Whenever my pace seems to be dragging—aka: the middle of the manuscript—I realize it’s time for the situation to grow truly dire; a second body hits the floor. If I feel the story has slowed to a crawl, I will heap an extra challenge on myself and make my own prime suspect be the second victim. That creates wonderful mayhem in my story arch, but also in my plotting; few things alter an ending as drastically as, with a third of the book yet to be written, having the killer turn out to be not merely innocent, but dead.
A second excellent writing tip, this one from Jack Bickham, is: “Good news for your characters is bad news for your book.” When your sleuth is trying to figure out who dunnit, what he finds instead until the very last page is mayhem. He finds unreliable witnesses, misleading clues, multiple motives from multiple characters, lies, and obfuscations. When he finally discovers the correct path to point him to the murderer, he finds that the path has placed him on the face of a cliff, and that his antagonist is fully armed with rocks.

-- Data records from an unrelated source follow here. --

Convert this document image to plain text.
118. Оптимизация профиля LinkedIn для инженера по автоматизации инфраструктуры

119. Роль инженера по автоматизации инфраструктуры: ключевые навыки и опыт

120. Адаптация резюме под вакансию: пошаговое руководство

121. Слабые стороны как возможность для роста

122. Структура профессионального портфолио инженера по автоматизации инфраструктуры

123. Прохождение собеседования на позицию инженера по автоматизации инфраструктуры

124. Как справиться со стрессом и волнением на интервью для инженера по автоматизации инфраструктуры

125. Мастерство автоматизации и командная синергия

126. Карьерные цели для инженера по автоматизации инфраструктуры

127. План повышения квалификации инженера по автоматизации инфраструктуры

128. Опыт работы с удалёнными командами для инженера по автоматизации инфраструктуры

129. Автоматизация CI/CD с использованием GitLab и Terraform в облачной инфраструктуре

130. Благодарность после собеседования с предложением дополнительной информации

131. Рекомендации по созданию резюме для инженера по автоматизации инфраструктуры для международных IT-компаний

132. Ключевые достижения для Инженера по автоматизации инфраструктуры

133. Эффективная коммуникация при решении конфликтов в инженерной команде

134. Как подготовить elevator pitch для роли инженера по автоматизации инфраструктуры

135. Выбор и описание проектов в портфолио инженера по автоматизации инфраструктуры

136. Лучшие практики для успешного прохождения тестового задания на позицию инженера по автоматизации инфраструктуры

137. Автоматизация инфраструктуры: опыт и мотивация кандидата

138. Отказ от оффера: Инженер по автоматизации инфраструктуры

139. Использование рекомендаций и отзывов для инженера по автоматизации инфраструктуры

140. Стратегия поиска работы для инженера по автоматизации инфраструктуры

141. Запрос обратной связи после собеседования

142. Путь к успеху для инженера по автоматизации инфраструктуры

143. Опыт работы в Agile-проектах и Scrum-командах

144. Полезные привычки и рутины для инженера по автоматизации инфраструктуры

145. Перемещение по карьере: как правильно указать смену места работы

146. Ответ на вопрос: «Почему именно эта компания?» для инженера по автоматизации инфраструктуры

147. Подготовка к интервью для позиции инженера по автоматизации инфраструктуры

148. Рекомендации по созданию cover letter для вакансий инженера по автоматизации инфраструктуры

How, then, do you choose your particular brand of mayhem? One excellent source is your own life. Whenever something terrible happens to me, I take some solace in telling myself: I can have this happen to one of my characters—and make it even worse! Some of my most embarrassing moments are plot points in my characters lives. That said, the truly horrific events in my life haven’t worked on the page; they don’t feel appropriate to fictionalize or—as in the case of when I was taken hostage in a robbery—they feel forced and, ironically, unreal. Even so, your primary job as an author is to elicit an emotional reaction on the part of your reader. The experience of holding your mother’s hand as she dies or riding in the ambulance with your child might never be a scene in your mystery, but those raw emotions that you so unwillingly endured are now invaluable tools for your storytelling.
My first mysteries were written when my children were young and I was often exhausted and overtaxed. In those days, I would get the ideas for my mysteries by finding myself short-tempered with pushy salespeople, with bureaucrats, or at endless PTA meetings; someone in real life would tick me off, and I would kill them on the page.
Perhaps the initial spark for your mystery novel is a vivid setting, a quirky neighbor, or a snippet of conversation you happened to overhear. Just remember to put your protagonist on a cliff, then throw some rocks. Voila! Mayhem!